I Love NY Logo: Copyright and Suing Rights

A diehard Bob Dylan fan and the groundbreaking graphic designer, Milton Glaser, created something at the back of a taxi using scrap paper and a red crayon: the I Love NY logo. 

To this date, the original drawing is held in the Museum of Modern Art in Manhattan – whereas millions of t-shirts, coffee mugs, hats, scarves, and souvenirs have been roaming around the world with this widely famous logo on them.
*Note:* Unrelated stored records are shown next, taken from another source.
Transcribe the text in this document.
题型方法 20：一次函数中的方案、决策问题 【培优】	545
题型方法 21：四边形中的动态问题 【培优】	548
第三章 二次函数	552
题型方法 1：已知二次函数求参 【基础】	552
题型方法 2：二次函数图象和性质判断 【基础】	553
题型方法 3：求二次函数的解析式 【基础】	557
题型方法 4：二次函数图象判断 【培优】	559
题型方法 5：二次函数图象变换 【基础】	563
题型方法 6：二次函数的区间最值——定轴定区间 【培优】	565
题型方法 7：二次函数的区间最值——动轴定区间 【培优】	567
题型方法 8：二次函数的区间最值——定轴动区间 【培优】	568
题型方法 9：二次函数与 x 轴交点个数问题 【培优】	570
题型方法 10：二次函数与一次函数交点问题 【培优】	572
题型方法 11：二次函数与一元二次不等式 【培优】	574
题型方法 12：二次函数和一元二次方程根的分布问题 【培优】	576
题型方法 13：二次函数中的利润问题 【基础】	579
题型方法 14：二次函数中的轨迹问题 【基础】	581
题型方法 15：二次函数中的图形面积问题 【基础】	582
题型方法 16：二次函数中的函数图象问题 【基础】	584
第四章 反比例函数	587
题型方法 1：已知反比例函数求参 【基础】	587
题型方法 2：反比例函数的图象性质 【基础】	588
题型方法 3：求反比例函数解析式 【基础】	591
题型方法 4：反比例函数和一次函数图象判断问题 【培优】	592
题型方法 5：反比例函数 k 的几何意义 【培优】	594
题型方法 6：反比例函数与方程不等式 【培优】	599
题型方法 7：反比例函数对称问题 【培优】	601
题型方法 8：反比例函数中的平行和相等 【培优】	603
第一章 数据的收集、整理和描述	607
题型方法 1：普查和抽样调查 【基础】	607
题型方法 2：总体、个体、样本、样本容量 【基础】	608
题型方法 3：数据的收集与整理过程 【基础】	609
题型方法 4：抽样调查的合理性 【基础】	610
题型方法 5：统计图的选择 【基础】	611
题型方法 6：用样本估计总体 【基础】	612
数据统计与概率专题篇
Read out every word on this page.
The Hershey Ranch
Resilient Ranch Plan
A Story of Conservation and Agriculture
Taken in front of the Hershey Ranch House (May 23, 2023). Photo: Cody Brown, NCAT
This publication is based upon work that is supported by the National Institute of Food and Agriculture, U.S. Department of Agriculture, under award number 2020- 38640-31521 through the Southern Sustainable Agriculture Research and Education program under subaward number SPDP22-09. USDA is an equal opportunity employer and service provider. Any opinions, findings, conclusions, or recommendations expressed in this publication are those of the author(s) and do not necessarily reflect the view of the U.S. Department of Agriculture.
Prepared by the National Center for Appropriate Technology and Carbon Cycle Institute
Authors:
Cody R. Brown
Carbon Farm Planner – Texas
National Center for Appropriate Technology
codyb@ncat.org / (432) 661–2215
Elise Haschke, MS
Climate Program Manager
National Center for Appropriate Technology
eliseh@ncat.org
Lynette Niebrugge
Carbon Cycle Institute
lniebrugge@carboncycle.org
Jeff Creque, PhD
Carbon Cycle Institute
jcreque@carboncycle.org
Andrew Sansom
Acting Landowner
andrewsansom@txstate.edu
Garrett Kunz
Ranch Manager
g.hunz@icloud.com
From brand billboards and expensive souvenir stores to a flea market – if you step in New York City, you certainly cannot miss the I Love NY logo: the essence of New York. 

Related: 10 Things You Didn’t Know About the Iconic “I Love NY” Logo

Nonetheless, as per a recent incident, you can get sued if you sell a photograph with the I Love NY logo in it. 

A documentary and street photographer named Michael Goldrei received an email from a United Kingdom-based photo agency, Alamy, which could have been the end of his photography career – but, fortunately, it was more of an exemplar. 

To understand this better, we need to move back to the year 2013 when the following image was shot:

Years later, the iconic logo on the wrinkled plastic bag caught the attention of NYSDED (New York State Department of Economic Development), and soon enough, the Alamy Copyright team sent an email to the Vienna-based photographer stating that his image(s) with the I Love New York logo in it can be used solely for the editorial purposes and no longer should be put into any commercial use. 

With the logo being the official state slogan, one of the most legendary logos for 43 years, and trademarked by an establishment as authoritative as NYSDED, Michael says that he was not surprised by this occurrence. Nonetheless, he raises more than a fair point asking “In an age where walking through a city may expose you to hundreds of logos on clothing, shop signs, coffee cups, etc. every few minutes, where should companies draw the line as to what is their intellectual property, and what is just part of the (unavoidable) street furniture of everyday life?”

Built to save the tourism industry, this logo has reached a peak that takes tourism beyond New York. 

While the NYSDED is open to providing a license for the I Love New York logo and brand, it surely cannot be an easy nut to crack. Also, the underlying question is: with the logo placed on millions of products, is it even doable to wipe out the commercial access for all of those? If so, is this just the beginning of how New York shows their sincerity towards its brand?